As a clinical example, imagine if Phase I-III trial collected these measurements on subjects throughout the trial. Just as real time monitoring of engineered systems can help avoid catastrophic outcomes, monitoring all this information in trials could help notice and avert expected and unexpected adverse events. And similar to how airplane black boxes allow reconstructing the important information that led to a crash, in cases where adverse events still occur, having the full history of these metrics could enable better root cause analysis of failures.

Again, actually reaching this world requires many breakthroughs in our ability to noninvasively, nondestructively, and cheaply track so many markers and layers of biological state. However, achieving this goal would not just marginally improve health or research but would instead level up our ability to understand and manipulate human (and animal) biology.

Willy’s dissent:

I agree that a CxM would be very valuable in research for the reasons you mention, but I have serious reservations about its clinical utility. Apart from the hard technical problems that lie between current capabilities and this vision, the problem of “why does this real-time multi-dimensional data feed even matter” would need answering. The central problem, conditional on this impressive technical feat being achieved, is going from this to a clinically or individually actionable answer. One approach, consistent with the current regulatory and payer pathway for medical-grade CGMs, is running an RCT, looking at 1 or more clinical endpoints(1) (1)Clinical endpoint is some outcome that we care about for its own sake: survival, self-reported quality of life score, avoidance of heart attacks or strokes, etc. This is contrast to a surrogate endpoint: a biomarker of no intrinsic interest, but which correlates with a clinical endpoint, and whose change is thought to predict a chance in a clinical endpoint: LDL cholesterol is one example. compared to standard-of-care, and approving (and insurance paying) on that basis. A looser alternative would be validating this health metric on a clinical endpoint– perhaps by conducting a trial as described before– and then letting that health metric be the basis of subsequent approvals (using the health metric as a “surrogate endpoint”). It’s hard to imagine either of these approaches eventually scaling to a future CxM tracking overall “health” or biological age or “readiness score” with some ML model getting input from two dozen different data sources. If we assume this CxM can bypass FDA oversight as a “recreational’’ wearable, we are still left wondering why we should trust that monitoring a “health” metric would improve our health. If my Oura ring or Eight Sleep mattress tells me I slept badly, but I feel fine, why should I trust it? If my workout tracker tells me my readiness score is low, but I hit a gym PR, who was right? Without external validation, these metrics quickly lose relevance.

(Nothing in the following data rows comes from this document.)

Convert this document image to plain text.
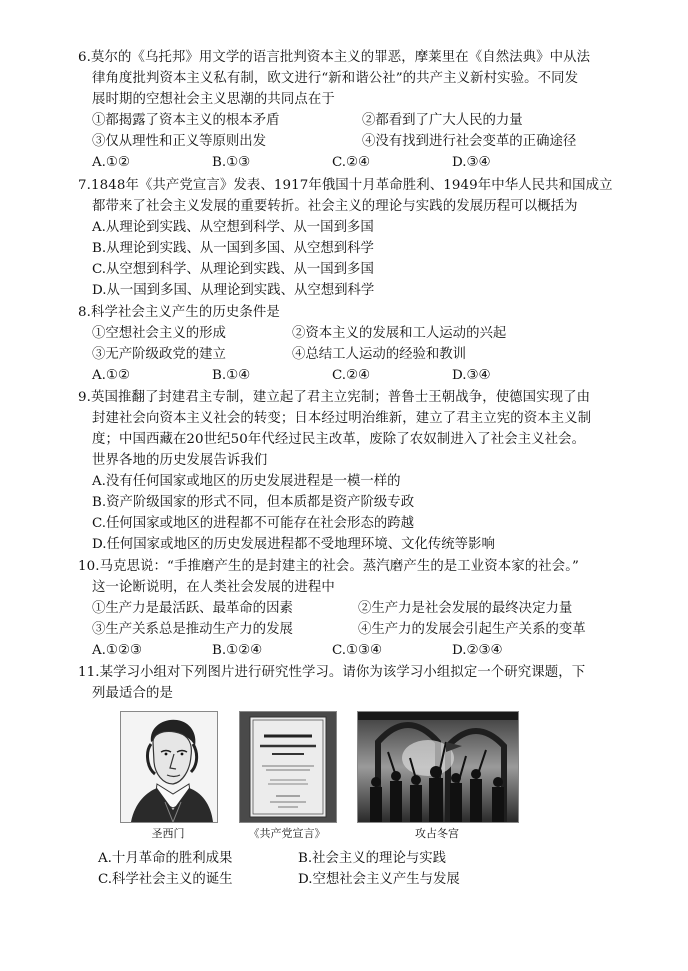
6.莫尔的《乌托邦》用文学的语言批判资本主义的罪恶，摩莱里在《自然法典》中从法
律角度批判资本主义私有制，欧文进行“新和谐公社”的共产主义新村实验。不同发
展时期的空想社会主义思潮的共同点在于
①都揭露了资本主义的根本矛盾	②都看到了广大人民的力量
③仅从理性和正义等原则出发	④没有找到进行社会变革的正确途径
A.①②	B.①③	C.②④	D.③④
7.1848年《共产党宣言》发表、1917年俄国十月革命胜利、1949年中华人民共和国成立
都带来了社会主义发展的重要转折。社会主义的理论与实践的发展历程可以概括为
A.从理论到实践、从空想到科学、从一国到多国
B.从理论到实践、从一国到多国、从空想到科学
C.从空想到科学、从理论到实践、从一国到多国
D.从一国到多国、从理论到实践、从空想到科学
8.科学社会主义产生的历史条件是
①空想社会主义的形成	②资本主义的发展和工人运动的兴起
③无产阶级政党的建立	④总结工人运动的经验和教训
A.①②	B.①④	C.②④	D.③④
9.英国推翻了封建君主专制，建立起了君主立宪制；普鲁士王朝战争，使德国实现了由
封建社会向资本主义社会的转变；日本经过明治维新，建立了君主立宪的资本主义制
度；中国西藏在20世纪50年代经过民主改革，废除了农奴制进入了社会主义社会。
世界各地的历史发展告诉我们
A.没有任何国家或地区的历史发展进程是一模一样的
B.资产阶级国家的形式不同，但本质都是资产阶级专政
C.任何国家或地区的进程都不可能存在社会形态的跨越
D.任何国家或地区的历史发展进程都不受地理环境、文化传统等影响
10.马克思说：“手推磨产生的是封建主的社会。蒸汽磨产生的是工业资本家的社会。”
这一论断说明，在人类社会发展的进程中
①生产力是最活跃、最革命的因素	②生产力是社会发展的最终决定力量
③生产关系总是推动生产力的发展	④生产力的发展会引起生产关系的变革
A.①②③	B.①②④	C.①③④	D.②③④
11.某学习小组对下列图片进行研究性学习。请你为该学习小组拟定一个研究课题，下
列最适合的是
圣西门	《共产党宣言》	攻占冬宫
A.十月革命的胜利成果	B.社会主义的理论与实践
C.科学社会主义的诞生	D.空想社会主义产生与发展
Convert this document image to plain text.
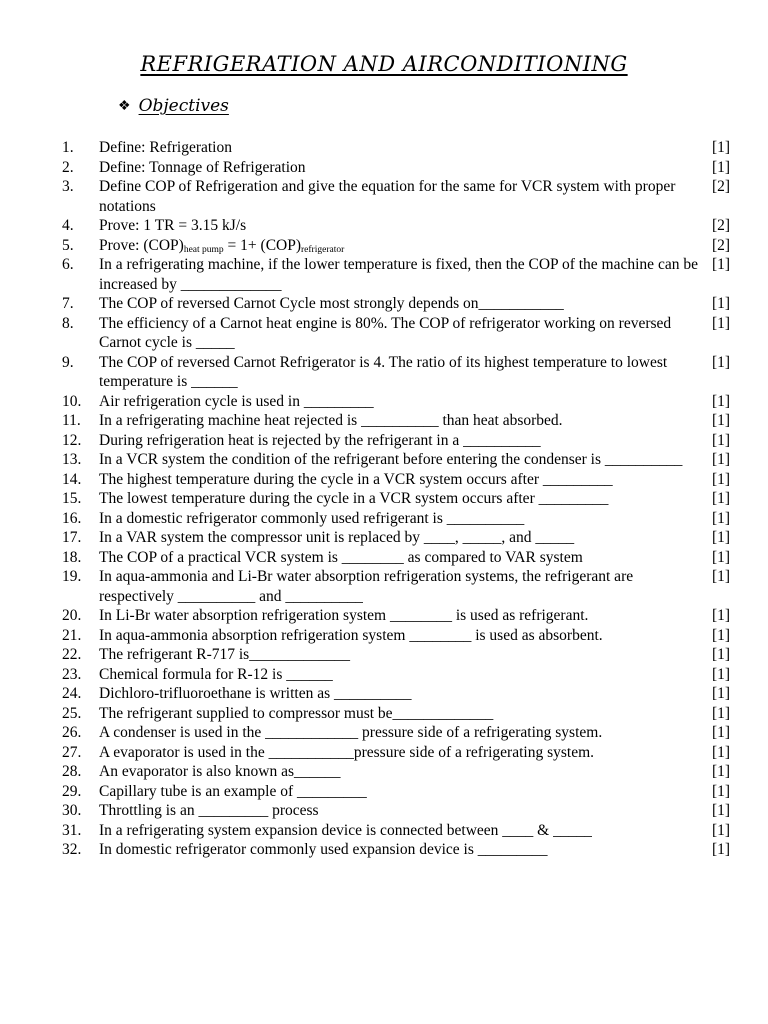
REFRIGERATION AND AIRCONDITIONING
❖ Objectives
1. Define: Refrigeration	[1]
2. Define: Tonnage of Refrigeration	[1]
3. Define COP of Refrigeration and give the equation for the same for VCR system with proper notations
[2]
4. Prove: 1 TR = 3.15 kJ/s	[2]
5. Prove: $(COP)_{heat pump} = 1+ (COP)_{refrigerator}$	[2]
6. In a refrigerating machine, if the lower temperature is fixed, then the COP of the machine can be increased by _____________
[1]
7. The COP of reversed Carnot Cycle most strongly depends on___________	[1]
8. The efficiency of a Carnot heat engine is 80%. The COP of refrigerator working on reversed Carnot cycle is _____
[1]
9. The COP of reversed Carnot Refrigerator is 4. The ratio of its highest temperature to lowest temperature is ______
[1]
10. Air refrigeration cycle is used in _________	[1]
11. In a refrigerating machine heat rejected is __________ than heat absorbed.	[1]
12. During refrigeration heat is rejected by the refrigerant in a __________	[1]
13. In a VCR system the condition of the refrigerant before entering the condenser is __________	[1]
14. The highest temperature during the cycle in a VCR system occurs after _________	[1]
15. The lowest temperature during the cycle in a VCR system occurs after _________	[1]
16. In a domestic refrigerator commonly used refrigerant is __________	[1]
17. In a VAR system the compressor unit is replaced by ____, _____, and _____	[1]
18. The COP of a practical VCR system is ________ as compared to VAR system	[1]
19. In aqua-ammonia and Li-Br water absorption refrigeration systems, the refrigerant are respectively __________ and __________
[1]
20. In Li-Br water absorption refrigeration system ________ is used as refrigerant.	[1]
21. In aqua-ammonia absorption refrigeration system ________ is used as absorbent.	[1]
22. The refrigerant R-717 is_____________	[1]
23. Chemical formula for R-12 is ______	[1]
24. Dichloro-trifluoroethane is written as __________	[1]
25. The refrigerant supplied to compressor must be_____________	[1]
26. A condenser is used in the ____________ pressure side of a refrigerating system.	[1]
27. A evaporator is used in the ___________pressure side of a refrigerating system.	[1]
28. An evaporator is also known as______	[1]
29. Capillary tube is an example of _________	[1]
30. Throttling is an _________ process	[1]
31. In a refrigerating system expansion device is connected between ____ & _____	[1]
32. In domestic refrigerator commonly used expansion device is _________	[1]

I agree that in the limit, high enough resolution biological monitoring should enable high resolution understanding, but between the present and that futurist vision, I’m unsure how useful CxM’s will be. A milestone that would push me towards “this CxM might be useful, and not require a trial demonstrating clinical utility for me to buy in’’ is a CxM in a mouse that could reliably predict future aspects of a mouse’s health and anticipate the effects of interventions on it. Validating the importance of these real-time measurements in a mouse (whose lifespan is 2- 3 years) would be logistically feasible.

Final comments #

Wearables today may provide value to users by making them more attuned to their health via metrics like heart rate and sleep patterns, as well as providing immediate information on responses to behavioral change, but these benefits are uncertain. For researchers, current wearable tech might provide modest value in aggregate. Over the longer-term, better and novel sensors, adopted at scale, might provide much more value– all helped along by the industry of “recreational wearables” whose R&D is subsidized by wealthy and health-conscious users.